Current RAM Consumption with Google Chrome, Word 2010 open:
1.37GB.
Seems ridiculously high to me. Right?
And that's for Windows 7 Pro 64-bit, with Intel Core2Duo P8700... just for reference.
I may also add I slim down the GUI a lot. I use Linux fluxbox on my other partition...
http://www.linuxhowtos.org/System/Linux%20Memory%20Management.htm
I think these kids don't understand that there may be some tuning required (plus using x64 to access all your RAM).
Also - I would like to see something more than "seems sluggish". My Smoothwall server cycles it's RAM usage (going to 99% at times) and it's running - you guessed - s00pah!
You really shouldn't be running x64 on 4GB - you should double that if possible. x64 takes up more RAM for the same applications than if you were running the 32bit version. I can't remember where but I remember seeing the breakpoint between 32 and 64 bit versions and I think (don't quote me on it though) you had to be over 6GB of RAM to make the x64 version worthwhile.
I run 64 bit on 4GB of ram because it's more secure/stable, not because of memory mapping.
Thanks I never knew that. I will double check that for sure.

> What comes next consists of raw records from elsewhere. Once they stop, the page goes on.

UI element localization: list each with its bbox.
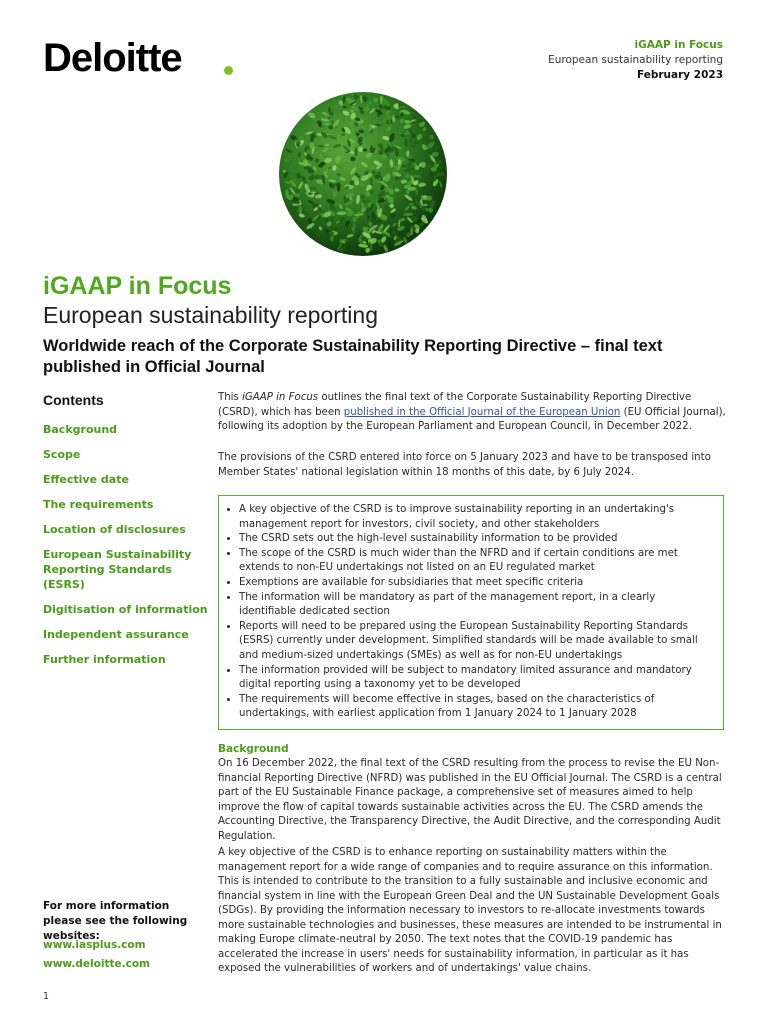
intro-italic: iGAAP in Focus bbox=[242, 392, 319, 403]
title-headline: Worldwide reach of the Corporate Sustainability Reporting Directive – final text published in Official Journal bbox=[43, 337, 663, 376]
highlight-item: • The requirements will become effective in stages, based on the characteristics of undertakings, with earliest application from 1 January 2024 to 1 January 2028 bbox=[239, 693, 713, 722]
intro-text-a: This bbox=[218, 392, 243, 403]
highlights-box bbox=[218, 495, 724, 730]
toc-item-further-information[interactable]: Further information bbox=[43, 653, 166, 666]
highlight-item: • The information provided will be subject to mandatory limited assurance and mandatory digital reporting using a taxonomy yet to be developed bbox=[239, 664, 713, 693]
intro-text-c: (EU Official Journal), following its adoption by the European Parliament and European Council, in December 2022. bbox=[218, 406, 726, 432]
more-info-heading: For more information please see the following websites: bbox=[43, 900, 188, 942]
intro-text-b: outlines the final text of the Corporate Sustainability Reporting Directive (CSRD), which has been bbox=[218, 392, 692, 418]
toc-item-location-of-disclosures[interactable]: Location of disclosures bbox=[43, 523, 186, 536]
background-paragraph-2: A key objective of the CSRD is to enhance reporting on sustainability matters within the management report for a wide range of companies and to require assurance on this information. This is intended to contribute to the transition to a fully sustainable and inclusive economic and financial system in line with the European Green Deal and the UN Sustainable Development Goals (SDGs). By providing the information necessary to investors to re-allocate investments towards more sustainable technologies and businesses, these measures are intended to be instrumental in making Europe climate-neutral by 2050. The text notes that the COVID-19 pandemic has accelerated the increase in users' needs for sustainability information, in particular as it has exposed the vulnerabilities of workers and of undertakings' value chains. bbox=[218, 847, 722, 974]
toc-item-effective-date[interactable]: Effective date bbox=[43, 473, 129, 486]
contents-list bbox=[43, 422, 213, 677]
page-number: 1 bbox=[43, 991, 50, 1002]
highlight-item: • The information will be mandatory as part of the management report, in a clearly identifiable dedicated section bbox=[239, 591, 713, 620]
title-topic: European sustainability reporting bbox=[43, 302, 378, 328]
toc-item-independent-assurance[interactable]: Independent assurance bbox=[43, 628, 189, 641]
link-iasplus[interactable]: www.iasplus.com bbox=[43, 939, 146, 951]
toc-item-requirements[interactable]: The requirements bbox=[43, 498, 154, 511]
toc-item-background[interactable]: Background bbox=[43, 423, 118, 436]
official-journal-link[interactable]: published in the Official Journal of the European Union bbox=[343, 406, 621, 418]
toc-item-esrs[interactable]: European Sustainability Reporting Standards (ESRS) bbox=[43, 548, 192, 591]
header-topic: European sustainability reporting bbox=[548, 54, 723, 66]
deloitte-logo: Deloitte bbox=[43, 36, 182, 80]
logo-dot bbox=[224, 66, 233, 75]
contents-heading: Contents bbox=[43, 392, 104, 408]
highlight-item: • The CSRD sets out the high-level sustainability information to be provided bbox=[239, 532, 713, 547]
header-date: February 2023 bbox=[636, 69, 723, 81]
intro-paragraph-2: The provisions of the CSRD entered into force on 5 January 2023 and have to be transposed into Member States' national legislation within 18 months of this date, by 6 July 2024. bbox=[218, 452, 711, 478]
link-deloitte[interactable]: www.deloitte.com bbox=[43, 958, 150, 970]
leaf-globe-image bbox=[272, 84, 454, 260]
background-heading: Background bbox=[218, 743, 289, 755]
header-series: iGAAP in Focus bbox=[634, 39, 723, 51]
toc-item-scope[interactable]: Scope bbox=[43, 448, 81, 461]
highlight-item: • Reports will need to be prepared using the European Sustainability Reporting Standards (ESRS) currently under development. Simplified standards will be made available to small and medium-sized undertakings (SMEs) as well as for non-EU undertakings bbox=[239, 620, 713, 664]
intro-paragraph-1 bbox=[218, 391, 726, 435]
highlight-item: • Exemptions are available for subsidiaries that meet specific criteria bbox=[239, 576, 713, 591]
background-paragraph-1: On 16 December 2022, the final text of the CSRD resulting from the process to revise the EU Non-financial Reporting Directive (NFRD) was published in the EU Official Journal. The CSRD is a central part of the EU Sustainable Finance package, a comprehensive set of measures aimed to help improve the flow of capital towards sustainable activities across the EU. The CSRD amends the Accounting Directive, the Transparency Directive, the Audit Directive, and the corresponding Audit Regulation. bbox=[218, 758, 722, 842]
highlight-item: • A key objective of the CSRD is to improve sustainability reporting in an undertaking's management report for investors, civil society, and other stakeholders bbox=[239, 503, 713, 532]
title-series: iGAAP in Focus bbox=[43, 272, 232, 300]
highlight-item: • The scope of the CSRD is much wider than the NFRD and if certain conditions are met extends to non-EU undertakings not listed on an EU regulated market bbox=[239, 547, 713, 576]
toc-item-digitisation[interactable]: Digitisation of information bbox=[43, 603, 208, 616]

Since everyone else is listing what they are running, I max out at 3.5 GB of RAM running GTA 4 with Steam, Xfire, and Vent running on 64 bit Windows 7 with 8 total GB of RAM.
this seems like a good article opportunity for Toms... just saying.
??
My guess is a large part of the test group is running 1 or 2GB of RAM which in theory should be enough for nearly everything an educated end user would ever need but, then look how much bloatware comes with store bought PCs/laptops killing any overhead room they thought they had. We need more information on this "data".

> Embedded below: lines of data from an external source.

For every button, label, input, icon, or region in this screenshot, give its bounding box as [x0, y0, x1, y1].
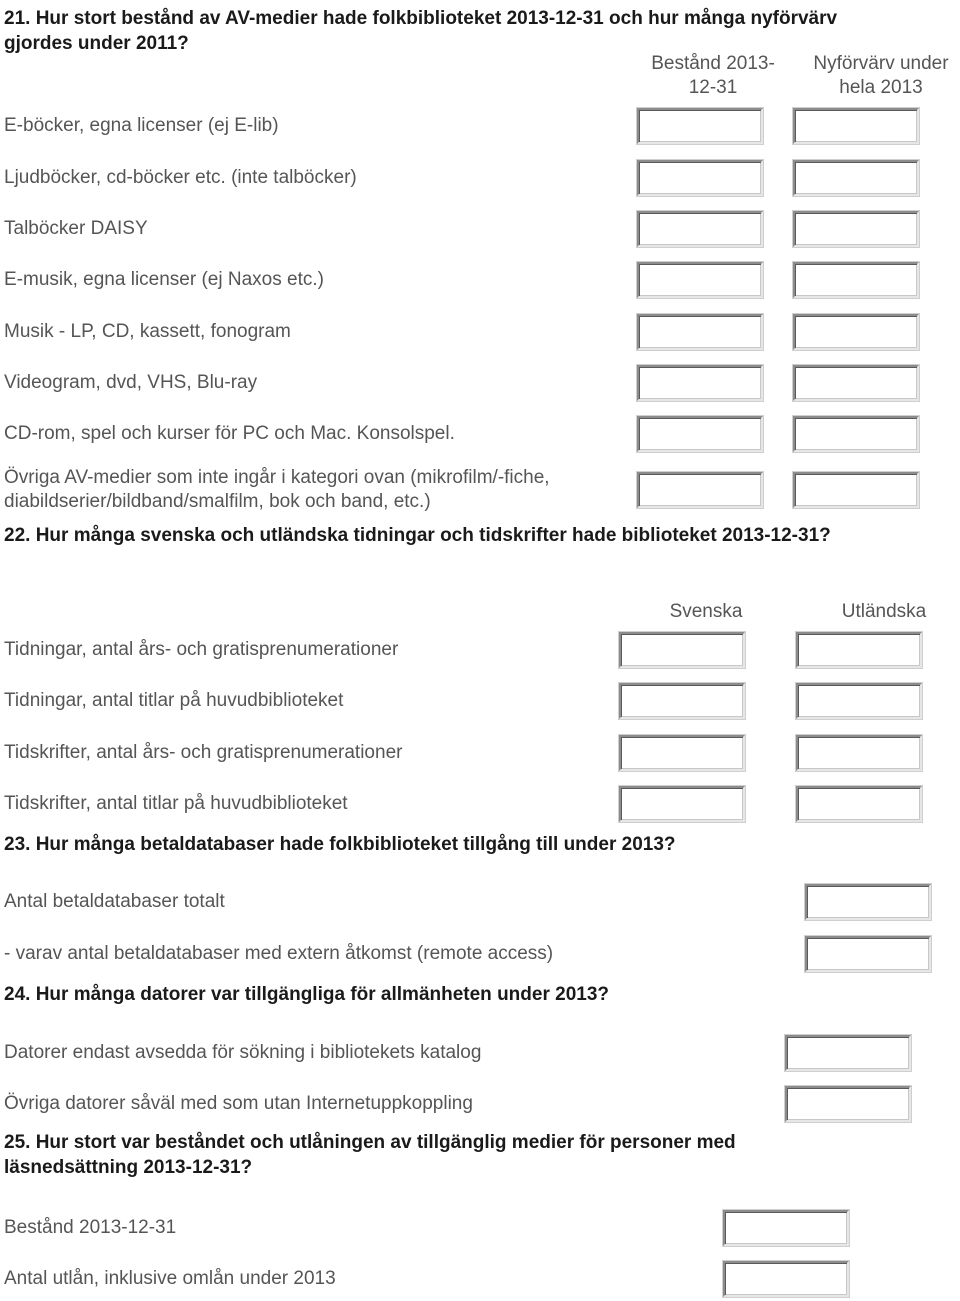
q21-col-header-stock-line2: 12-31: [688, 77, 738, 98]
q23-heading: 23. Hur många betaldatabaser hade folkbiblioteket tillgång till under 2013?: [4, 834, 676, 855]
q22-row-newspapers-titles-label: Tidningar, antal titlar på huvudbiblioteket: [4, 690, 344, 711]
q25-row-loans-label: Antal utlån, inklusive omlån under 2013: [4, 1268, 336, 1289]
q21-heading-line1: 21. Hur stort bestånd av AV-medier hade folkbiblioteket 2013-12-31 och hur många nyförvärv: [4, 8, 838, 29]
q21-other-av-acquisitions-input[interactable]: [793, 472, 919, 508]
q21-emusic-stock-input[interactable]: [637, 262, 763, 298]
q21-row-audiobooks-label: Ljudböcker, cd-böcker etc. (inte talböcker): [4, 167, 357, 188]
q22-row-newspapers-subs-label: Tidningar, antal års- och gratisprenumerationer: [4, 639, 399, 660]
q21-col-header-acquisitions-line1: Nyförvärv under: [813, 53, 949, 74]
q22-journals-titles-swedish-input[interactable]: [619, 786, 745, 822]
q25-stock-input[interactable]: [723, 1210, 849, 1246]
q21-col-header-acquisitions: [798, 52, 960, 100]
q23-remote-input[interactable]: [805, 936, 931, 972]
q21-videogram-stock-input[interactable]: [637, 365, 763, 401]
q23-total-input[interactable]: [805, 884, 931, 920]
q22-newspapers-titles-swedish-input[interactable]: [619, 683, 745, 719]
q22-col-header-foreign: Utländska: [841, 601, 927, 622]
q21-music-acquisitions-input[interactable]: [793, 314, 919, 350]
q24-other-computers-input[interactable]: [785, 1086, 911, 1122]
q22-col-header-swedish: Svenska: [669, 601, 743, 622]
q21-row-other-av-label-line2: diabildserier/bildband/smalfilm, bok och band, etc.): [4, 491, 431, 512]
q22-journals-subs-foreign-input[interactable]: [796, 735, 922, 771]
q21-daisy-stock-input[interactable]: [637, 211, 763, 247]
q21-row-cdrom-label: CD-rom, spel och kurser för PC och Mac. Konsolspel.: [4, 423, 455, 444]
q25-loans-input[interactable]: [723, 1261, 849, 1297]
q21-row-videogram-label: Videogram, dvd, VHS, Blu-ray: [4, 372, 258, 393]
q21-audiobooks-acquisitions-input[interactable]: [793, 160, 919, 196]
q22-newspapers-subs-foreign-input[interactable]: [796, 632, 922, 668]
q21-music-stock-input[interactable]: [637, 314, 763, 350]
q22-journals-subs-swedish-input[interactable]: [619, 735, 745, 771]
q21-row-ebooks-label: E-böcker, egna licenser (ej E-lib): [4, 115, 279, 136]
q24-row-catalog-computers-label: Datorer endast avsedda för sökning i bibliotekets katalog: [4, 1042, 482, 1063]
q21-row-other-av-label-line1: Övriga AV-medier som inte ingår i kategori ovan (mikrofilm/-fiche,: [4, 467, 550, 488]
q24-heading: 24. Hur många datorer var tillgängliga för allmänheten under 2013?: [4, 984, 609, 1005]
q21-heading-line2: gjordes under 2011?: [4, 33, 189, 54]
q21-videogram-acquisitions-input[interactable]: [793, 365, 919, 401]
q25-heading-line2: läsnedsättning 2013-12-31?: [4, 1157, 253, 1178]
q22-journals-titles-foreign-input[interactable]: [796, 786, 922, 822]
q21-row-emusic-label: E-musik, egna licenser (ej Naxos etc.): [4, 269, 324, 290]
q21-emusic-acquisitions-input[interactable]: [793, 262, 919, 298]
q21-ebooks-acquisitions-input[interactable]: [793, 108, 919, 144]
q24-row-other-computers-label: Övriga datorer såväl med som utan Internetuppkoppling: [4, 1093, 473, 1114]
q21-col-header-stock-line1: Bestånd 2013-: [651, 53, 775, 74]
q22-newspapers-subs-swedish-input[interactable]: [619, 632, 745, 668]
q25-heading-line1: 25. Hur stort var beståndet och utlåningen av tillgänglig medier för personer med: [4, 1132, 736, 1153]
q25-row-stock-label: Bestånd 2013-12-31: [4, 1217, 177, 1238]
q23-row-remote-label: - varav antal betaldatabaser med extern åtkomst (remote access): [4, 943, 554, 964]
q22-row-journals-titles-label: Tidskrifter, antal titlar på huvudbiblioteket: [4, 793, 348, 814]
q23-row-total-label: Antal betaldatabaser totalt: [4, 891, 225, 912]
q24-catalog-computers-input[interactable]: [785, 1035, 911, 1071]
q22-newspapers-titles-foreign-input[interactable]: [796, 683, 922, 719]
q21-daisy-acquisitions-input[interactable]: [793, 211, 919, 247]
q21-col-header-acquisitions-line2: hela 2013: [839, 77, 923, 98]
q21-ebooks-stock-input[interactable]: [637, 108, 763, 144]
q21-other-av-stock-input[interactable]: [637, 472, 763, 508]
q21-audiobooks-stock-input[interactable]: [637, 160, 763, 196]
q22-row-journals-subs-label: Tidskrifter, antal års- och gratisprenumerationer: [4, 742, 403, 763]
q21-col-header-stock: [634, 52, 792, 100]
q21-row-daisy-label: Talböcker DAISY: [4, 218, 148, 239]
q22-heading: 22. Hur många svenska och utländska tidningar och tidskrifter hade biblioteket 2013-12-31?: [4, 525, 831, 546]
q21-row-music-label: Musik - LP, CD, kassett, fonogram: [4, 321, 291, 342]
q21-cdrom-stock-input[interactable]: [637, 416, 763, 452]
q21-cdrom-acquisitions-input[interactable]: [793, 416, 919, 452]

Yup. For example, the old 17 year old Windows Bug/hole didn't affect x64 OSes.
But even on my old computer which only has 1gb of ram. Every thing seems just as smooth with win7 as it did with xp.
My gaming PC has 8GB with swapfile turned off as well, and running Mass Effect 2 with the usual stuff in the background (AV/IE/etc...) it hasn't cracked the 45% utilization (based on both G15 keyboard LCD resource monitor & Performance counters with W7). It idles at around 1.4GB. My laptops idle at about 800MB.
And none of them are even close to be considered slow, maybe a TAD slower than XP on boot, but after that it's no difference.
Obviously it'll take more than XP... did they expect a friggin' miracle? Did 95 take less RAM than 3.1? But 90-95%? hell no.
No oconnellda it is not high. Keep in mind that there might be other stuff running in the background services etc. Plus todays software requires more memory to call so why should not a OS do the same. We want faster CPU more HDD space, put large amounts of ram in the computer but want the OS to use nothing. All this doesn't make sense.